I blame the media and the doctors both for abandoning their mission. Sure there are activists. But why are newspapers prioritizing activist wishes over doing their job?
And doctors. Mental health practitioners who diagnose and say the MDs say its fine. MDs who quote the mhps saying it's medically necessary and that they are following orders. It's a shell game. You're MDs --check the evidence before you dose a female with testosterone or a male with estrogen....and the surgery
...no words.
And the medical journals which keep publishing nonsense, violating their profession's standards.
It all contributes to the mirage that this is an understood condition with an understood treatment, raher than an out of control rampage using drugs and surgeries where harms are ignored and outcomes not even checked.
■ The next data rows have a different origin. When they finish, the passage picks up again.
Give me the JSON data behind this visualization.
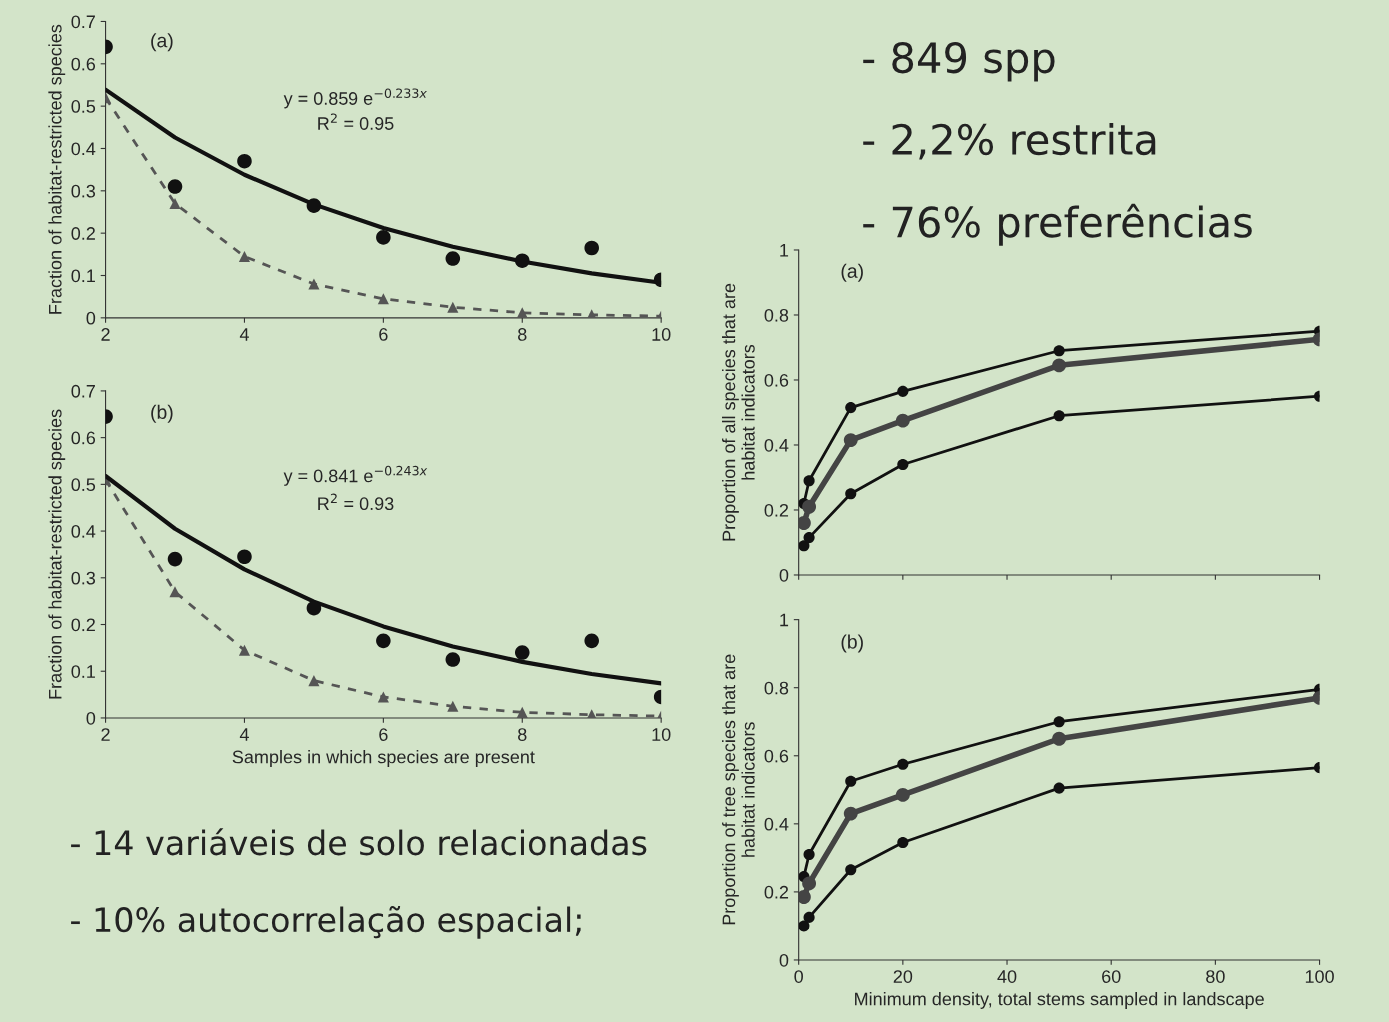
{
  "chart_data": [
    {
      "type": "line",
      "ylabel": "Fraction of habitat-restricted species",
      "annotations": [
        "(a)",
        "y = 0.859 e$^{−0.233x}$",
        "R$^{2}$ = 0.95"
      ],
      "x": [
        2,
        3,
        4,
        5,
        6,
        7,
        8,
        9,
        10
      ],
      "xlim": [
        2,
        10
      ],
      "ylim": [
        0,
        0.7
      ],
      "xticks": [
        2,
        4,
        6,
        8,
        10
      ],
      "yticks": [
        0,
        0.1,
        0.2,
        0.3,
        0.4,
        0.5,
        0.6,
        0.7
      ],
      "series": [
        {
          "type": "scatter",
          "marker": "circle",
          "color": "#111111",
          "values": [
            0.64,
            0.31,
            0.37,
            0.265,
            0.19,
            0.14,
            0.135,
            0.165,
            0.09
          ]
        },
        {
          "type": "line",
          "marker": "triangle",
          "line_style": "dashed",
          "color": "#555555",
          "values": [
            0.52,
            0.27,
            0.145,
            0.08,
            0.045,
            0.025,
            0.012,
            0.007,
            0.004
          ]
        },
        {
          "type": "line",
          "marker": "none",
          "line_style": "solid",
          "color": "#111111",
          "values": [
            0.539,
            0.426,
            0.338,
            0.268,
            0.212,
            0.168,
            0.133,
            0.105,
            0.083
          ]
        }
      ]
    },
    {
      "type": "line",
      "xlabel": "Samples in which species are present",
      "ylabel": "Fraction of habitat-restricted species",
      "annotations": [
        "(b)",
        "y = 0.841 e$^{−0.243x}$",
        "R$^{2}$ = 0.93"
      ],
      "x": [
        2,
        3,
        4,
        5,
        6,
        7,
        8,
        9,
        10
      ],
      "xlim": [
        2,
        10
      ],
      "ylim": [
        0,
        0.7
      ],
      "xticks": [
        2,
        4,
        6,
        8,
        10
      ],
      "yticks": [
        0,
        0.1,
        0.2,
        0.3,
        0.4,
        0.5,
        0.6,
        0.7
      ],
      "series": [
        {
          "type": "scatter",
          "marker": "circle",
          "color": "#111111",
          "values": [
            0.645,
            0.34,
            0.345,
            0.235,
            0.165,
            0.125,
            0.14,
            0.165,
            0.045
          ]
        },
        {
          "type": "line",
          "marker": "triangle",
          "line_style": "dashed",
          "color": "#555555",
          "values": [
            0.51,
            0.27,
            0.145,
            0.08,
            0.045,
            0.025,
            0.012,
            0.007,
            0.004
          ]
        },
        {
          "type": "line",
          "marker": "none",
          "line_style": "solid",
          "color": "#111111",
          "values": [
            0.518,
            0.405,
            0.318,
            0.249,
            0.196,
            0.153,
            0.12,
            0.094,
            0.074
          ]
        }
      ]
    },
    {
      "type": "line",
      "ylabel": "Proportion of all species that are\nhabitat indicators",
      "annotations": [
        "(a)"
      ],
      "tick_labels": "y",
      "x": [
        1,
        2,
        10,
        20,
        50,
        100
      ],
      "xlim": [
        0,
        100
      ],
      "ylim": [
        0,
        1
      ],
      "marker": "circle",
      "line_style": "solid",
      "xticks": [
        {
          "value": 0,
          "label": null
        },
        {
          "value": 20,
          "label": null
        },
        {
          "value": 40,
          "label": null
        },
        {
          "value": 60,
          "label": null
        },
        {
          "value": 80,
          "label": null
        },
        {
          "value": 100,
          "label": null
        }
      ],
      "yticks": [
        0,
        0.2,
        0.4,
        0.6,
        0.8,
        1
      ],
      "series": [
        {
          "color": "#111111",
          "values": [
            0.22,
            0.29,
            0.515,
            0.565,
            0.69,
            0.75
          ]
        },
        {
          "color": "#444444",
          "values": [
            0.16,
            0.21,
            0.415,
            0.475,
            0.645,
            0.725
          ]
        },
        {
          "color": "#111111",
          "values": [
            0.09,
            0.115,
            0.25,
            0.34,
            0.49,
            0.55
          ]
        }
      ]
    },
    {
      "type": "line",
      "xlabel": "Minimum density, total stems sampled in landscape",
      "ylabel": "Proportion of tree species that are\nhabitat indicators",
      "annotations": [
        "(b)"
      ],
      "x": [
        1,
        2,
        10,
        20,
        50,
        100
      ],
      "xlim": [
        0,
        100
      ],
      "ylim": [
        0,
        1
      ],
      "marker": "circle",
      "line_style": "solid",
      "xticks": [
        0,
        20,
        40,
        60,
        80,
        100
      ],
      "yticks": [
        0,
        0.2,
        0.4,
        0.6,
        0.8,
        1
      ],
      "series": [
        {
          "color": "#111111",
          "values": [
            0.245,
            0.31,
            0.525,
            0.575,
            0.7,
            0.795
          ]
        },
        {
          "color": "#444444",
          "values": [
            0.185,
            0.225,
            0.43,
            0.485,
            0.65,
            0.77
          ]
        },
        {
          "color": "#111111",
          "values": [
            0.1,
            0.125,
            0.265,
            0.345,
            0.505,
            0.565
          ]
        }
      ]
    },
    {
      "type": "other",
      "annotations": [
        "- 849 spp",
        "- 2,2% restrita",
        "- 76% preferências"
      ]
    },
    {
      "type": "other",
      "annotations": [
        "- 14 variáveis de solo relacionadas",
        "- 10% autocorrelação espacial;"
      ]
    }
  ]
}
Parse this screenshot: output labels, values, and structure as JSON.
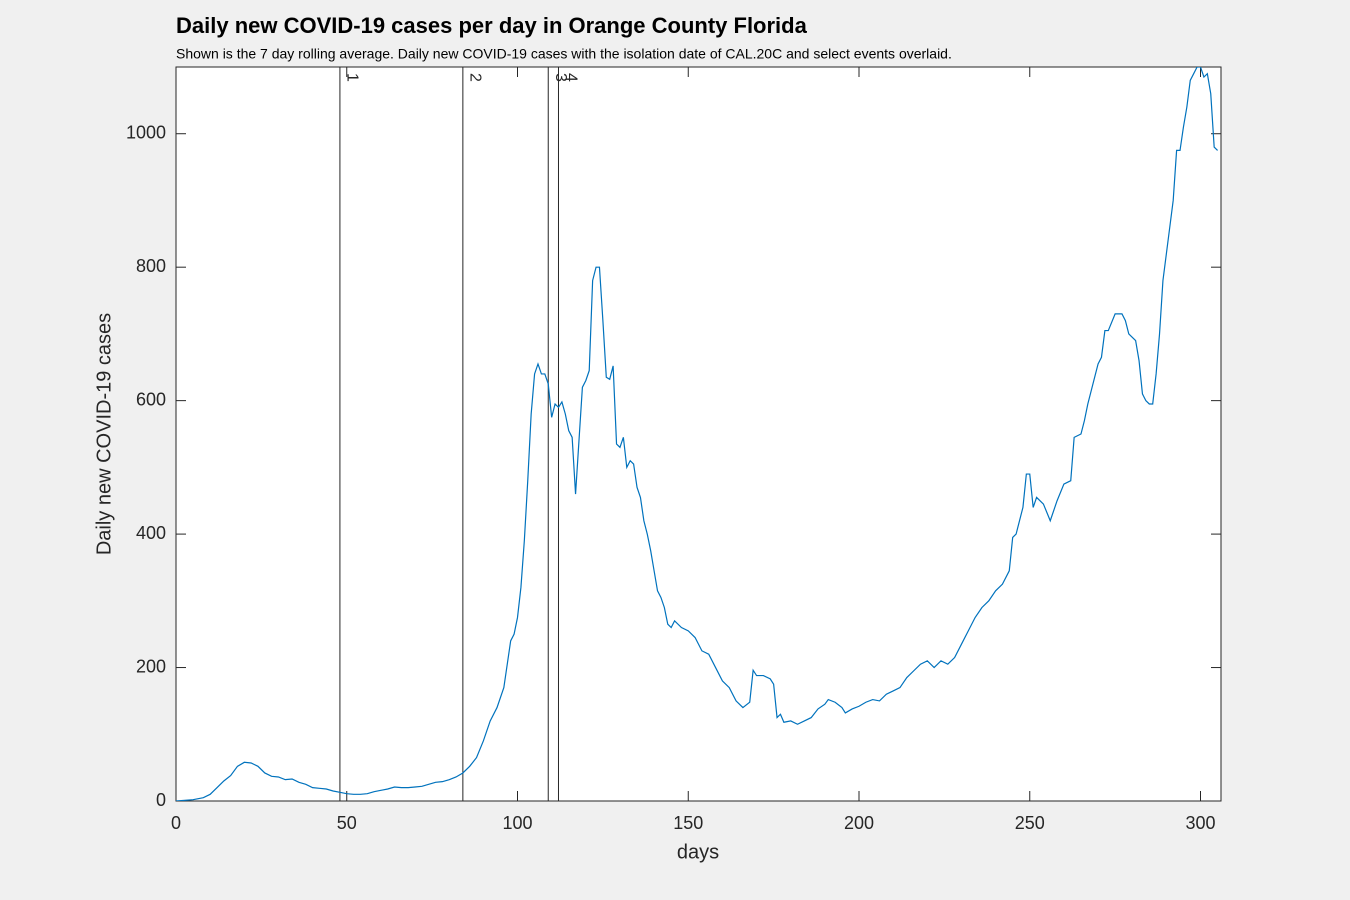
{
  "chart_data": {
    "type": "line",
    "title": "Daily new COVID-19 cases per day in Orange County Florida",
    "subtitle": "Shown is the 7 day rolling average. Daily new COVID-19 cases with the isolation date of CAL.20C and select events overlaid.",
    "x_label": "days",
    "y_label": "Daily new COVID-19 cases",
    "color": "#0072bd",
    "x": [
      0,
      5,
      8,
      10,
      12,
      14,
      16,
      18,
      20,
      22,
      24,
      26,
      28,
      30,
      32,
      34,
      36,
      38,
      40,
      42,
      44,
      46,
      48,
      50,
      52,
      54,
      56,
      58,
      60,
      62,
      64,
      66,
      68,
      70,
      72,
      74,
      76,
      78,
      80,
      82,
      84,
      86,
      88,
      90,
      92,
      94,
      96,
      98,
      99,
      100,
      101,
      102,
      103,
      104,
      105,
      106,
      107,
      108,
      109,
      110,
      111,
      112,
      113,
      114,
      115,
      116,
      117,
      118,
      119,
      120,
      121,
      122,
      123,
      124,
      125,
      126,
      127,
      128,
      129,
      130,
      131,
      132,
      133,
      134,
      135,
      136,
      137,
      138,
      139,
      140,
      141,
      142,
      143,
      144,
      145,
      146,
      148,
      150,
      152,
      154,
      156,
      158,
      160,
      162,
      164,
      166,
      168,
      169,
      170,
      172,
      174,
      175,
      176,
      177,
      178,
      180,
      182,
      184,
      186,
      188,
      190,
      191,
      193,
      195,
      196,
      198,
      200,
      202,
      204,
      206,
      208,
      210,
      212,
      214,
      216,
      218,
      220,
      222,
      224,
      226,
      228,
      230,
      232,
      234,
      236,
      238,
      240,
      242,
      244,
      245,
      246,
      248,
      249,
      250,
      251,
      252,
      254,
      256,
      258,
      260,
      262,
      263,
      265,
      266,
      267,
      268,
      270,
      271,
      272,
      273,
      275,
      277,
      278,
      279,
      281,
      282,
      283,
      284,
      285,
      286,
      287,
      288,
      289,
      290,
      291,
      292,
      293,
      294,
      295,
      296,
      297,
      298,
      299,
      300,
      301,
      302,
      303,
      304,
      305
    ],
    "values": [
      0,
      2,
      5,
      10,
      20,
      30,
      38,
      52,
      58,
      57,
      52,
      42,
      37,
      36,
      32,
      33,
      28,
      25,
      20,
      19,
      18,
      15,
      13,
      11,
      10,
      10,
      11,
      14,
      16,
      18,
      21,
      20,
      20,
      21,
      22,
      25,
      28,
      29,
      32,
      36,
      42,
      52,
      65,
      90,
      120,
      140,
      170,
      240,
      250,
      275,
      320,
      390,
      480,
      580,
      640,
      655,
      640,
      640,
      625,
      575,
      595,
      590,
      598,
      580,
      555,
      545,
      460,
      540,
      620,
      630,
      645,
      780,
      800,
      800,
      720,
      635,
      632,
      652,
      535,
      530,
      545,
      500,
      510,
      505,
      470,
      455,
      420,
      400,
      375,
      345,
      315,
      305,
      290,
      265,
      260,
      270,
      260,
      255,
      245,
      225,
      220,
      200,
      180,
      170,
      150,
      140,
      148,
      196,
      188,
      188,
      183,
      175,
      125,
      130,
      118,
      120,
      115,
      120,
      125,
      138,
      145,
      152,
      148,
      140,
      132,
      138,
      142,
      148,
      152,
      150,
      160,
      165,
      170,
      185,
      195,
      205,
      210,
      200,
      210,
      205,
      215,
      235,
      255,
      275,
      290,
      300,
      315,
      325,
      345,
      395,
      400,
      440,
      490,
      490,
      440,
      455,
      445,
      420,
      450,
      475,
      480,
      545,
      550,
      570,
      595,
      615,
      655,
      665,
      705,
      705,
      730,
      730,
      720,
      700,
      690,
      660,
      610,
      600,
      595,
      595,
      640,
      700,
      780,
      820,
      860,
      900,
      975,
      975,
      1010,
      1040,
      1080,
      1090,
      1100,
      1100,
      1085,
      1090,
      1060,
      980,
      975
    ],
    "events": [
      {
        "x": 48,
        "label": "1"
      },
      {
        "x": 84,
        "label": "2"
      },
      {
        "x": 109,
        "label": "3"
      },
      {
        "x": 112,
        "label": "4"
      }
    ],
    "xlim": [
      0,
      306
    ],
    "ylim": [
      0,
      1100
    ],
    "xticks": [
      0,
      50,
      100,
      150,
      200,
      250,
      300
    ],
    "yticks": [
      0,
      200,
      400,
      600,
      800,
      1000
    ],
    "grid": false
  }
}
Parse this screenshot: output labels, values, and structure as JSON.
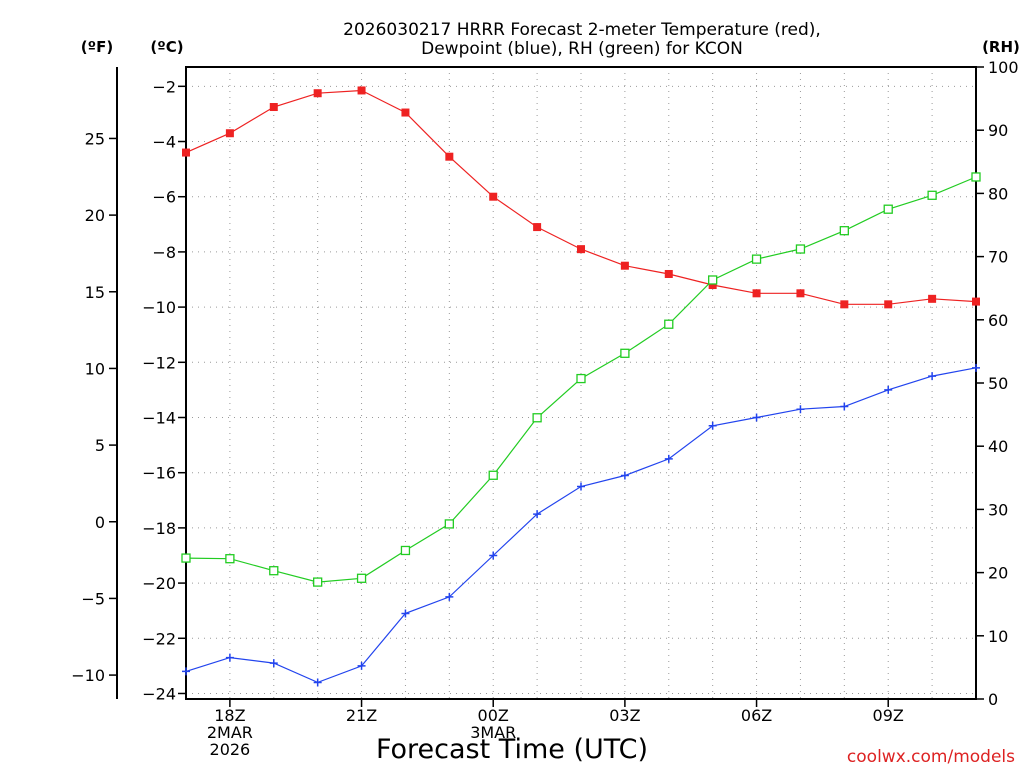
{
  "chart_data": {
    "type": "line",
    "title_line1": "2026030217 HRRR Forecast 2-meter Temperature (red),",
    "title_line2": "Dewpoint (blue), RH (green) for KCON",
    "xlabel": "Forecast Time (UTC)",
    "credit": "coolwx.com/models",
    "unit_labels": {
      "fahrenheit": "(ºF)",
      "celsius": "(ºC)",
      "rh": "(RH)"
    },
    "hours": [
      17,
      18,
      19,
      20,
      21,
      22,
      23,
      24,
      25,
      26,
      27,
      28,
      29,
      30,
      31,
      32,
      33,
      34,
      35
    ],
    "x_range": [
      17,
      35
    ],
    "x_ticks": [
      {
        "hour": 18,
        "lines": [
          "18Z",
          "2MAR",
          "2026"
        ]
      },
      {
        "hour": 21,
        "lines": [
          "21Z"
        ]
      },
      {
        "hour": 24,
        "lines": [
          "00Z",
          "3MAR"
        ]
      },
      {
        "hour": 27,
        "lines": [
          "03Z"
        ]
      },
      {
        "hour": 30,
        "lines": [
          "06Z"
        ]
      },
      {
        "hour": 33,
        "lines": [
          "09Z"
        ]
      }
    ],
    "celsius_axis": {
      "range": [
        -24.2,
        -1.3
      ],
      "ticks": [
        -2,
        -4,
        -6,
        -8,
        -10,
        -12,
        -14,
        -16,
        -18,
        -20,
        -22,
        -24
      ]
    },
    "fahrenheit_axis": {
      "ticks": [
        25,
        20,
        15,
        10,
        5,
        0,
        -5,
        -10
      ]
    },
    "rh_axis": {
      "range": [
        0,
        100
      ],
      "ticks": [
        100,
        90,
        80,
        70,
        60,
        50,
        40,
        30,
        20,
        10,
        0
      ]
    },
    "series": [
      {
        "name": "2-meter Temperature",
        "units": "C",
        "color": "#ee2222",
        "marker": "filled-square",
        "values": [
          -4.4,
          -3.7,
          -2.75,
          -2.25,
          -2.15,
          -2.95,
          -4.55,
          -6.0,
          -7.1,
          -7.9,
          -8.5,
          -8.8,
          -9.2,
          -9.5,
          -9.5,
          -9.9,
          -9.9,
          -9.7,
          -9.8
        ]
      },
      {
        "name": "Dewpoint",
        "units": "C",
        "color": "#2244ee",
        "marker": "plus",
        "values": [
          -23.2,
          -22.7,
          -22.9,
          -23.6,
          -23.0,
          -21.1,
          -20.5,
          -19.0,
          -17.5,
          -16.5,
          -16.1,
          -15.5,
          -14.3,
          -14.0,
          -13.7,
          -13.6,
          -13.0,
          -12.5,
          -12.2
        ]
      },
      {
        "name": "Relative Humidity",
        "units": "%",
        "color": "#22cc22",
        "marker": "open-square",
        "values": [
          22.3,
          22.2,
          20.3,
          18.5,
          19.1,
          23.5,
          27.7,
          35.4,
          44.5,
          50.7,
          54.7,
          59.3,
          66.3,
          69.6,
          71.2,
          74.1,
          77.5,
          79.7,
          82.6
        ]
      }
    ]
  }
}
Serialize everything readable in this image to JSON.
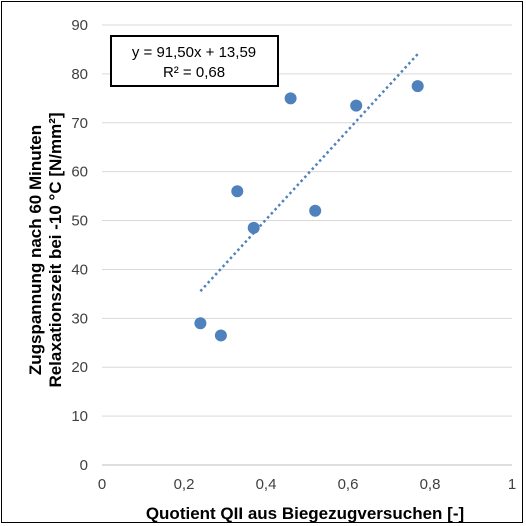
{
  "chart_data": {
    "type": "scatter",
    "xlabel": "Quotient QII aus Biegezugversuchen [-]",
    "ylabel_line1": "Zugspannung nach 60 Minuten",
    "ylabel_line2": "Relaxationszeit bei -10 °C [N/mm²]",
    "xlim": [
      0,
      1
    ],
    "ylim": [
      0,
      90
    ],
    "x_ticks": [
      "0",
      "0,2",
      "0,4",
      "0,6",
      "0,8",
      "1"
    ],
    "y_ticks": [
      "0",
      "10",
      "20",
      "30",
      "40",
      "50",
      "60",
      "70",
      "80",
      "90"
    ],
    "grid": "horizontal",
    "points": [
      {
        "x": 0.24,
        "y": 29
      },
      {
        "x": 0.29,
        "y": 26.5
      },
      {
        "x": 0.33,
        "y": 56
      },
      {
        "x": 0.37,
        "y": 48.5
      },
      {
        "x": 0.46,
        "y": 75
      },
      {
        "x": 0.52,
        "y": 52
      },
      {
        "x": 0.62,
        "y": 73.5
      },
      {
        "x": 0.77,
        "y": 77.5
      }
    ],
    "trendline": {
      "type": "linear",
      "slope": 91.5,
      "intercept": 13.59,
      "x_range": [
        0.24,
        0.77
      ],
      "equation": "y = 91,50x + 13,59",
      "r2": "R² = 0,68"
    },
    "colors": {
      "marker": "#4f81bd",
      "trendline": "#4f81bd",
      "grid": "#d9d9d9"
    }
  }
}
Thank you for this excellent series. Your deep experience as a journalist takes us inside the tent on the issue of journalistic choice and use of language, which is not well understood. Readers are most often not aware of the impact choice of language itself has on skewing coverage of this—or any—topic, by creating an undertow of subliminal messaging.
In that regard, I particularly appreciated your description of the journalistic process here: “It was not always standard operating procedure for journalists to blindly adopt the preferred terminology of activists. I worked in newsrooms for more than 40 years. We had heated arguments over whether to call armed groups “terrorists,” “militants,” “insurgents,” “guerrillas,” or “resistance fighters.” Periodic memos would go out, cautioning against the politically loaded terms “pro-choice” or “pro-life.” We were advised to use the more neutral “abortion rights advocates” and “anti-abortion activists.” We earnestly considered whether labeling think tanks “progressive” or “right-wing” might color audience perceptions of their scholars’ views. The debates about language made us consider the evidence favoring one term or another and forced us to consider the facts.”